GEORGIA Georgia, Georgia, the whole day through. Bing sang it, and it sang me into the elevator, and then the building. Second Floor said the sexy elevator voice which woke my brain into a rage that sounded like this: what kind of hospital has a voice like that on their elevator? What kind of hospital had doctors and at least one nurse who would stand around a delirious, wild man and shake their heads as if there was nothing to find out nothing to do no one to call. What kind of hospital?
WHAT IT WAS SUPPOSED TO BE What it was to be was a no big deal surgery pronounced by the lanky surgeon in the fancy suit but we knew by then that all surgeries can turn in an instant so reminded him of facts: my husband bleeds easily has done so in the past please take note. We’ve got it: a response as if to say we already know, don’t say it again we’ve seen it in the chart but leaving us feeling unheard and unimportant with harsh winter wind screaming in the background as if we had not spoken at all.
THE FIRST NIGHT They wouldn’t let me near you, their ring around your bedside tight hungry wolves on a dark navy night with no moon no streetlights no lit windows not wanting an intruder, the wife who stood sickened into dizziness. I found the head nurse told her about the male nurse the one who was laughing as he stared down at my wild and delirious husband whose fine brain had been eclipsed —no light shining— yes, that nurse: please keep him out of my husband’s room. I didn’t notice my sharp teeth my fur my howling at the invisible moon.

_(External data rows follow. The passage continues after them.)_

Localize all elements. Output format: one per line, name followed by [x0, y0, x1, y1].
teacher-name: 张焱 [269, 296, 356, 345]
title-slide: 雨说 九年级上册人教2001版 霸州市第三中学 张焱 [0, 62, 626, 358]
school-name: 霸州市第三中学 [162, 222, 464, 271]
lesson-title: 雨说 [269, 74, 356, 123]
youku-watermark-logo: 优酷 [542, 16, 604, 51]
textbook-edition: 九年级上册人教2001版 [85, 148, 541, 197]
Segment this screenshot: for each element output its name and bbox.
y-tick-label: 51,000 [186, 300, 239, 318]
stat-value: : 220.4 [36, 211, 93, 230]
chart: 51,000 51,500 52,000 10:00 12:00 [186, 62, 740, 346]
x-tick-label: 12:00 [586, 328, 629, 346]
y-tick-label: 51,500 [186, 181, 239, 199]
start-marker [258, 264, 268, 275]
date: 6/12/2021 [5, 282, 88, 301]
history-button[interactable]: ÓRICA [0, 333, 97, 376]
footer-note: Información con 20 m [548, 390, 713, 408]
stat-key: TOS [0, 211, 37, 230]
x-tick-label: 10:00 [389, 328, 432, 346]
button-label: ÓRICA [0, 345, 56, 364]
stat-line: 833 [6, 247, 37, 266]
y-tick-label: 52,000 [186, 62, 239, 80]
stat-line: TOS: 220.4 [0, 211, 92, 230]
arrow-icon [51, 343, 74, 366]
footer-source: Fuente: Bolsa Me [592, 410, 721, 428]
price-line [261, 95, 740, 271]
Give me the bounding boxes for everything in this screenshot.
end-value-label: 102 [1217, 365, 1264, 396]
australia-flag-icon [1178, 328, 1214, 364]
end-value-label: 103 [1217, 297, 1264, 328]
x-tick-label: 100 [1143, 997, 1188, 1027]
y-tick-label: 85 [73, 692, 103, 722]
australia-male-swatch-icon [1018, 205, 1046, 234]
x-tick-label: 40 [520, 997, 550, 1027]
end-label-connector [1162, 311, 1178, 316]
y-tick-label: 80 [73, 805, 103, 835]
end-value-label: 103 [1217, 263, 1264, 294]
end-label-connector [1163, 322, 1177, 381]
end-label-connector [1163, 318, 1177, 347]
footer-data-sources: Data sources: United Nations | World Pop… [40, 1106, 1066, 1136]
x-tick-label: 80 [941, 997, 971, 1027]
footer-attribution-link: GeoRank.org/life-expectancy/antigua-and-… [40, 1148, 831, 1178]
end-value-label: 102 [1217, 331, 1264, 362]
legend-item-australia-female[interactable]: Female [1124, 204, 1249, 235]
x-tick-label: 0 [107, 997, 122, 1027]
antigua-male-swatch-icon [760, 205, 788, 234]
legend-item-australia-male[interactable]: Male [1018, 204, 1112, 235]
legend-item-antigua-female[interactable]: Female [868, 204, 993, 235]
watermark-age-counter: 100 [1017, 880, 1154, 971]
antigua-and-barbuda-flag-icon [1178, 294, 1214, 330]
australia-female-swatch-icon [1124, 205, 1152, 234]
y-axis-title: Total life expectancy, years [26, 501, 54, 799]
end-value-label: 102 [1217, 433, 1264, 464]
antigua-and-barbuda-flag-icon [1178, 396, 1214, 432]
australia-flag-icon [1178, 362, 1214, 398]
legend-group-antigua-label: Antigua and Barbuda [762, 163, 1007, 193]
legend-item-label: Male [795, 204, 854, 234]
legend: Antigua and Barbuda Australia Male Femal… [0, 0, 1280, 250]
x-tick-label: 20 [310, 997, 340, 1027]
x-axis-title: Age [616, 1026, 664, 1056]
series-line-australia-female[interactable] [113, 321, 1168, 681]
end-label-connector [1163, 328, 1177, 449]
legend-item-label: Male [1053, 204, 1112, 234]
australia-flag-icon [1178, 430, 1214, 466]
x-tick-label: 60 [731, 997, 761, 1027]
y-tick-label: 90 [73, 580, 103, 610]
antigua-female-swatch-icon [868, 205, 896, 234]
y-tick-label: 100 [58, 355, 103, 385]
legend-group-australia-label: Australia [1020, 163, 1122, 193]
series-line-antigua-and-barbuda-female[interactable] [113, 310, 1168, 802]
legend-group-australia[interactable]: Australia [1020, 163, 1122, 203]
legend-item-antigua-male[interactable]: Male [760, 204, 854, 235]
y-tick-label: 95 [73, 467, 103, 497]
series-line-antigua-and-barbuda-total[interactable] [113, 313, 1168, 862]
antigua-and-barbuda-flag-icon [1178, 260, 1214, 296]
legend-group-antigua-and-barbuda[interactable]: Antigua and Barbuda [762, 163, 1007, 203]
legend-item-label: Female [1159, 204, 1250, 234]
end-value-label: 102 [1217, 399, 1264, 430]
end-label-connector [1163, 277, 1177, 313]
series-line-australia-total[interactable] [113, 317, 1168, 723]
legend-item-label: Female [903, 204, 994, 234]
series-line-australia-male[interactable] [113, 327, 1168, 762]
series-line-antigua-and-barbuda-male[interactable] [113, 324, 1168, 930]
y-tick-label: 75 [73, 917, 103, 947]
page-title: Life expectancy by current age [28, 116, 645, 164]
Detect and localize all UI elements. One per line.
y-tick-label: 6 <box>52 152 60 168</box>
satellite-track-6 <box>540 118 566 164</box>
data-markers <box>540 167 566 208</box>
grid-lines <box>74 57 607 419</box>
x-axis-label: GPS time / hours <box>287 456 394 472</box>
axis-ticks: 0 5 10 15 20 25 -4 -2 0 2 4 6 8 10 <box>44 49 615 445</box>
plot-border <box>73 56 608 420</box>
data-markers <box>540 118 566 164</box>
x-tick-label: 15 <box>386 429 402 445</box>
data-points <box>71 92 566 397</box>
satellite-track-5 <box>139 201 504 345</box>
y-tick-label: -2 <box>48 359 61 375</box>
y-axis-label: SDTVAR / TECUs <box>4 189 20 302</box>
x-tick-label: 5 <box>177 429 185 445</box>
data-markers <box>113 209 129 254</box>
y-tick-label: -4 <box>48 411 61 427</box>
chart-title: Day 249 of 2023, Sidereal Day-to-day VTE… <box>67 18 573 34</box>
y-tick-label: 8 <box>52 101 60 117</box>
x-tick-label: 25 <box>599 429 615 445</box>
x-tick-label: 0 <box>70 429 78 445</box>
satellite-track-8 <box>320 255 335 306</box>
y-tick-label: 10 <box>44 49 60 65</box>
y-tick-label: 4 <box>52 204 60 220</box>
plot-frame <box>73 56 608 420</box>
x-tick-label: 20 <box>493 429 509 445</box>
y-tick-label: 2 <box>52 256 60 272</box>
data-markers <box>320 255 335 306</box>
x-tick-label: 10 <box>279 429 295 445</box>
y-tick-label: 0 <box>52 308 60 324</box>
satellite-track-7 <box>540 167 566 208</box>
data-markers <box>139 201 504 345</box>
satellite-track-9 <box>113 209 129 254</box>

Carol Coven Grannick is a poet and author who writes for the very young and adults of all ages. Her children’s poetry and fiction has appeared in Cricket, Ladybug, Babybug, Highlights, Hello, Hunger Mountain, and The Dirigible Balloon, and her middle grade novel in verse, REENI’S TURN, debuted when she was 71 years old, was awarded Finalist in the 2016 Katherine Paterson competition and Honorable Mention in the 2018 Sydney Taylor Manuscript Award. She received a Ragdale Foundation Residency and two Illinois Arts Council Grants for revising and marketing the work.
This set of poems is from Grannick’s work-in-progress, CALL ME BOB, a verse nonfiction narrative of one woman’s transformation into a patient advocate in order to save her husband’s life after a traumatic surgery in an environment of medical neglect and indifference. Her poetry for adults has appeared most recently in Ground, Bluebird Word, The Birmingham Arts Journal, Capsule Stories, Matter Anthology, Otherwise Engaged, A Moment of Your Time, Red Coyote, The Write City Magazine, and West Texas Review. A number of her essays on the writer’s inner journey, with a focus on emotional resilience, appear online at Cynthia Leitich Smith’s award-winning Cynsations blog, where Grannick served as a columnist until 2020.
This is a tour de force of searing detail about the angry helplessness felt in the face of medical indifference. Thank you for the privilege of reading this piece, Carol
I resonate to this poem. My own husband’s subdural hematoma. The eighth floor: neaurosurgery floor. Being helpless in Hospital Hell. Not so horrible an experience, a total recovery, but horrible enough. Very powerful poem. Thanks!